On January 19, 2016, Davis was not retained after new head coach Doug Pederson hired Jim Schwartz to replace him.

===Ohio State===
In December 2016, Davis was hired by Ohio State as their linebackers coach. All of Davis's starting linebackers have had opportunities in the NFL. Chris Worley (Cincinnati Bengals), Jerome Baker (Miami Dolphins), Dante Booker (Arizona Cardinals) and Malik Harrison (Baltimore Ravens). During his two seasons, Ohio State finished 25-3 winning two Big 10 Championship Games.

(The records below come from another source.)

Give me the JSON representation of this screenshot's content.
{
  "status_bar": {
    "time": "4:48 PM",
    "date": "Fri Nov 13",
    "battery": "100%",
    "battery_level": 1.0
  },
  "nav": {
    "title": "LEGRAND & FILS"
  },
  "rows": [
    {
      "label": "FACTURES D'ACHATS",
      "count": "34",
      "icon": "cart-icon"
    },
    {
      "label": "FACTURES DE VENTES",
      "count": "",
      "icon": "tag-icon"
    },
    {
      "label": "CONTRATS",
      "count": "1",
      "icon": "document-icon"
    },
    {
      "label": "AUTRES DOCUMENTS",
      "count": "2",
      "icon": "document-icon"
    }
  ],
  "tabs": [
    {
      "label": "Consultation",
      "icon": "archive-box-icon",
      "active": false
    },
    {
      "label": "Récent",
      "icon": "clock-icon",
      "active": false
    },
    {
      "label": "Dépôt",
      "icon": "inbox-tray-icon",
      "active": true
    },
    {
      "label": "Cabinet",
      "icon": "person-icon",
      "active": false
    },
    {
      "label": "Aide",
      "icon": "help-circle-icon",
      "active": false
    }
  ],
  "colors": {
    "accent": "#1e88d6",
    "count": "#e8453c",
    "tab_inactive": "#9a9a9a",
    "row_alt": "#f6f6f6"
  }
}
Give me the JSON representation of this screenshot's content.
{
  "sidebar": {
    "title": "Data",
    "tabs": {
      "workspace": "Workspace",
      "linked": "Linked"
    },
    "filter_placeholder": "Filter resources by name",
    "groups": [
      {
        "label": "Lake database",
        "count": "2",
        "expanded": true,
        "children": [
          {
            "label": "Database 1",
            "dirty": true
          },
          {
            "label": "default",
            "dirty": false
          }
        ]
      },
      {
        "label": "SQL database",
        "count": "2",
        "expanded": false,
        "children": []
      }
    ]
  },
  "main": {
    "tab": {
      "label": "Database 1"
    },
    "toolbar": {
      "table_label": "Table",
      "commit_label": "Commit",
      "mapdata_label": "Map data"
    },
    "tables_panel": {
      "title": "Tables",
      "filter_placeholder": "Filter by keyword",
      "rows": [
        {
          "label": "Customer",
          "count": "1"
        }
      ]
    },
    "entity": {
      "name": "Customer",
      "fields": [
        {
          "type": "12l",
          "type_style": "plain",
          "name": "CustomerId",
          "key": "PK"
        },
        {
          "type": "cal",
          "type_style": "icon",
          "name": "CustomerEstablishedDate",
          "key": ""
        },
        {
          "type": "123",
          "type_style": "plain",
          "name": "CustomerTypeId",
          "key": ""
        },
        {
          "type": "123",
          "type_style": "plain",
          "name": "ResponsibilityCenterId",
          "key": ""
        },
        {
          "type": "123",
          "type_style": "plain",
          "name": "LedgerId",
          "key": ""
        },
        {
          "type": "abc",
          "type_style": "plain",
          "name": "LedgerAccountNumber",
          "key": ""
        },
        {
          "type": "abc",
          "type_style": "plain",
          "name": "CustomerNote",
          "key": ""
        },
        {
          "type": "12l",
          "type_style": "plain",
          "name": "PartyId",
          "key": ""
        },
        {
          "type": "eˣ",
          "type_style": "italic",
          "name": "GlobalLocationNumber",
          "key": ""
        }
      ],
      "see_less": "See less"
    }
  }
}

===Arizona Cardinals (second stint)===
On January 11, 2019, Davis was hired by the Arizona Cardinals as their linebackers coach under defensive coordinator Vance Joseph and head coach Kliff Kingsbury. In 2019, linebacker Jordan Hicks recorded a career best 150 tackles, 3rd highest in the NFL for the 2019 season. Hicks also had an NFL best, 9 games with 10 or more tackles. In the 2019 also, Davis coached Chandler Jones to a career best/franchise record 19 sacks, 8 forced fumbles and 7 strip-sacks season earning Jones the First Team All Pro and Pro Bowl selection. Jones was also named the NFC Defensive Player of the Year and runner up for the NFL Defensive Player of the Year.In 2020, both Jordan Hicks and De'Vondre Campbell eclipsed 100 plus tackles for the 2020 season.

===Houston Texans===
On February 28, 2024, the Texans hired Davis to be their new linebacker coach replacing Chris Kiffin.

==Personal life==
Bill Davis lives with his wife, Sherry, and they are the parents of five children: Monica, Brooke, twins Grace and Ava and son Billy.